It sucked leaving the doctor’s office and not being able to go home with Graham and Logan, but with teachers being out, the need for me to be there on the last day before fall break was a necessity. That didn’t mean I didn’t take my full hour for lunch while I was with them. I did that and stomped my foot like Logan would do when he wasn’t ready to go to bed. That was the first time Graham kissed me in front of my son. I’m not sure why I was worried. Graham is all in. He showed me that with every single thing he did—playing with Logan, taking him to the Sheriff’s office to show him around, making dinner every night. There’s nothing better to come home to than Logan and Graham, especially once Logan goes to bed. That’s when our time begins, it’s also where I am now.
My naked body pressed against Graham’s, replete after the thorough workout he gave me using his hands, tongue, and cock. And being celibate for years on end was definitely worth it if it led me to Graham.
“What has your brain on overdrive?” Graham is playing with my hair. My head is resting on his chest as I listen to the rhythmic beating of his heart, obsessing about how perfect our time has been, worrying about my past for no good reason.
“Everything and nothing.” I lift my head. Graham’s hand tangles in my hair, something I’ve learned he loves to do and is a natural occurrence.
“I’m here, Faith. I know my job worries you, I know you have a shit past, but, baby, our days are nothing but bright and filled with sunshine.” I probably should get to the root of why every time Graham was chasing me, I went into hiding.
“Yeah, that’s some of it, not all of it. I never told you about Logan’s father or my parents, and I need to. It’s not pretty. In fact, it’s really freaking ugly, but before I even tell you about it, I want you to know I’m okay. It sucked, and it hurt. I’m stronger than ever, but that doesn’t mean certain insecurities don’t pop up from time to time.” Graham’s hand stops sliding through my hair, instead, the palm of his hand tips my head up until our eyes meet, unable to keep staring at his chest.
“Ugly or pretty, good or bad, sickness or health, rich or poor. I’m here no matter what. Might get pissed, may need to walk it off if I am. That doesn’t mean I’ll take it out on you.” Graham’s lips slide against mine in the softest way possible.
“Okay, if you’re sure. Maybe we should put some clothes on first?” I go to lift up and away from him, but that doesn’t happen.
“Want you right where you are,” Graham states.
“Even if we’re talking about another man? Doesn’t that go against some kind of guy code?” I question.
“Was my cock just inside you? Were my lips pressed to yours? My name is what you breathed out when you were coming around my length. Pretty sure I can handle you talking about some pea-sized dick.” I guess when Graham says it like that, it makes perfectly logical sense.

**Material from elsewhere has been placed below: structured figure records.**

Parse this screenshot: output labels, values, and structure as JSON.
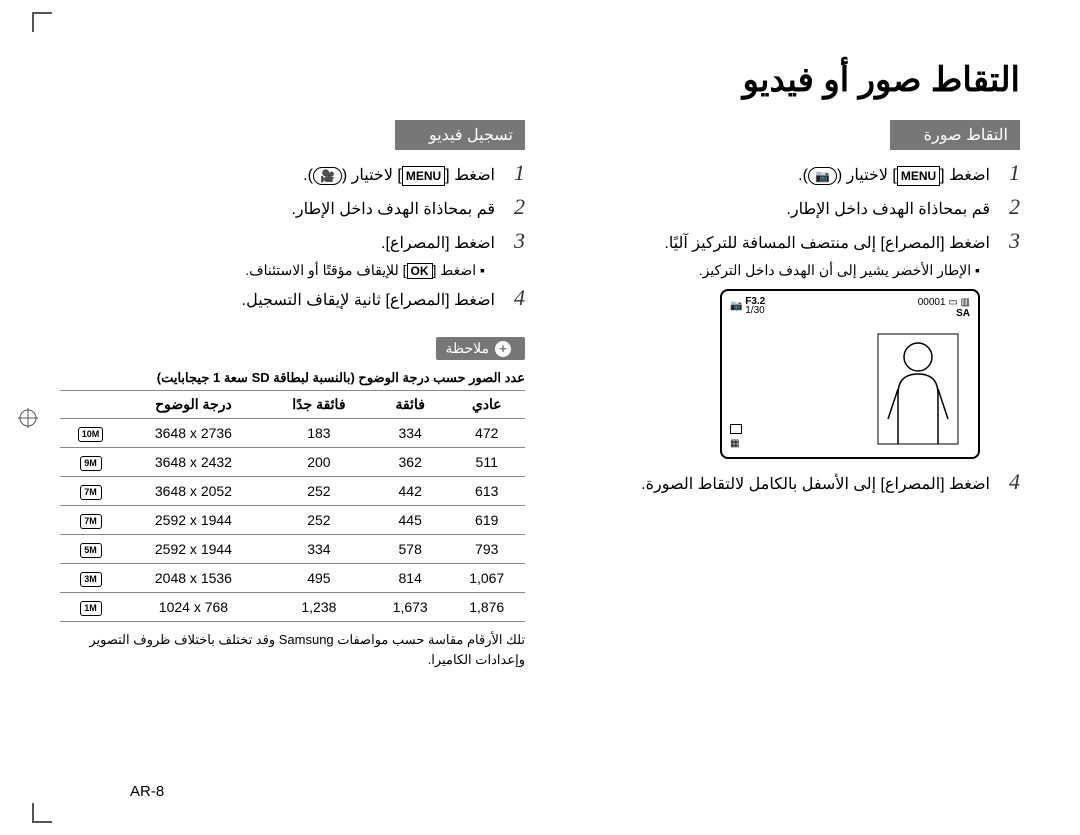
{
  "title": "التقاط صور أو فيديو",
  "page_label": "AR-8",
  "right_col": {
    "header": "التقاط صورة",
    "steps": [
      {
        "n": "1",
        "pre": "اضغط [",
        "btn": "MENU",
        "post": "] لاختيار (",
        "icon": "📷",
        "tail": ")."
      },
      {
        "n": "2",
        "pre": "قم بمحاذاة الهدف داخل الإطار.",
        "btn": "",
        "post": "",
        "icon": "",
        "tail": ""
      },
      {
        "n": "3",
        "pre": "اضغط [",
        "btn": "",
        "post": "المصراع] إلى منتصف المسافة للتركيز آليًا.",
        "icon": "",
        "tail": ""
      }
    ],
    "bullet": "الإطار الأخضر يشير إلى أن الهدف داخل التركيز.",
    "step4": {
      "n": "4",
      "text": "اضغط [المصراع] إلى الأسفل بالكامل لالتقاط الصورة."
    }
  },
  "screen": {
    "tl1": "F3.2",
    "tl2": "1/30",
    "tr": "00001",
    "sa": "SA"
  },
  "left_col": {
    "header": "تسجيل فيديو",
    "steps": [
      {
        "n": "1",
        "pre": "اضغط [",
        "btn": "MENU",
        "post": "] لاختيار (",
        "icon": "🎥",
        "tail": ")."
      },
      {
        "n": "2",
        "pre": "قم بمحاذاة الهدف داخل الإطار.",
        "btn": "",
        "post": "",
        "icon": "",
        "tail": ""
      },
      {
        "n": "3",
        "pre": "اضغط [المصراع].",
        "btn": "",
        "post": "",
        "icon": "",
        "tail": ""
      }
    ],
    "bullet_pre": "اضغط [",
    "bullet_btn": "OK",
    "bullet_post": "] للإيقاف مؤقتًا أو الاستئناف.",
    "step4": {
      "n": "4",
      "text": "اضغط [المصراع] ثانية لإيقاف التسجيل."
    },
    "note_label": "ملاحظة",
    "table_caption": "عدد الصور حسب درجة الوضوح (بالنسبة لبطاقة SD سعة 1 جيجابايت)",
    "table_headers": [
      "",
      "درجة الوضوح",
      "فائقة جدًا",
      "فائقة",
      "عادي"
    ],
    "table_rows": [
      {
        "icon": "10M",
        "res": "3648 x 2736",
        "c1": "183",
        "c2": "334",
        "c3": "472"
      },
      {
        "icon": "9M",
        "res": "3648 x 2432",
        "c1": "200",
        "c2": "362",
        "c3": "511"
      },
      {
        "icon": "7M",
        "res": "3648 x 2052",
        "c1": "252",
        "c2": "442",
        "c3": "613"
      },
      {
        "icon": "7M",
        "res": "2592 x 1944",
        "c1": "252",
        "c2": "445",
        "c3": "619"
      },
      {
        "icon": "5M",
        "res": "2592 x 1944",
        "c1": "334",
        "c2": "578",
        "c3": "793"
      },
      {
        "icon": "3M",
        "res": "2048 x 1536",
        "c1": "495",
        "c2": "814",
        "c3": "1,067"
      },
      {
        "icon": "1M",
        "res": "1024 x 768",
        "c1": "1,238",
        "c2": "1,673",
        "c3": "1,876"
      }
    ],
    "footnote": "تلك الأرقام مقاسة حسب مواصفات Samsung وقد تختلف باختلاف ظروف التصوير وإعدادات الكاميرا."
  }
}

“Well, okay, yeah,” I stammer. “I was young when I had Logan, not as young as some could be. Twenty-one wasn’t too bad. A broken condom with my then college boyfriend changed things completely. The baby daddy asked me to get rid of it, if you catch my drift. I’d never do that, not when I knew in my heart that even if I had to go it alone, I would, without a second glance. It wasn’t easy to swallow my pride and let me parents know what happened. They tried to push us together, to get married, but when I mentioned that Chris—that’s Logan’s sperm donor’s name—insisted on abortion, they didn’t rally behind me. They insisted I either fix things with Chris or put my unborn child up for adoption. The third option was to leave home. Which is what I did, and I never looked back.” I moved before laying my heart on the line, telling Graham a deep secret that only two of my friends in Cherry Falls know about. Those would be Lily and Wren. Graham’s hand is under my neck, my head on his shoulder, waiting to hear what he has to say about all things Faith Bridges.
“Shit. Sucks what you went through. You could have buckled, done what they told you to. Not have had Logan, which I can’t imagine even for a second, you two are a package deal. I hate like hell that you had to struggle, but, baby, you came out on top. And I’m not leaving you or Logan, not if I have my way.” Graham flips me over, his big brawny body swooping on top of me. Tears are streaming down my face from his words alone, and when he kisses me, it has more meaning, more depth, more emotion than those three little words women and men seem to throw out way too easily these days. I’m thankful Graham is choosing to show me just what we mean to him instead.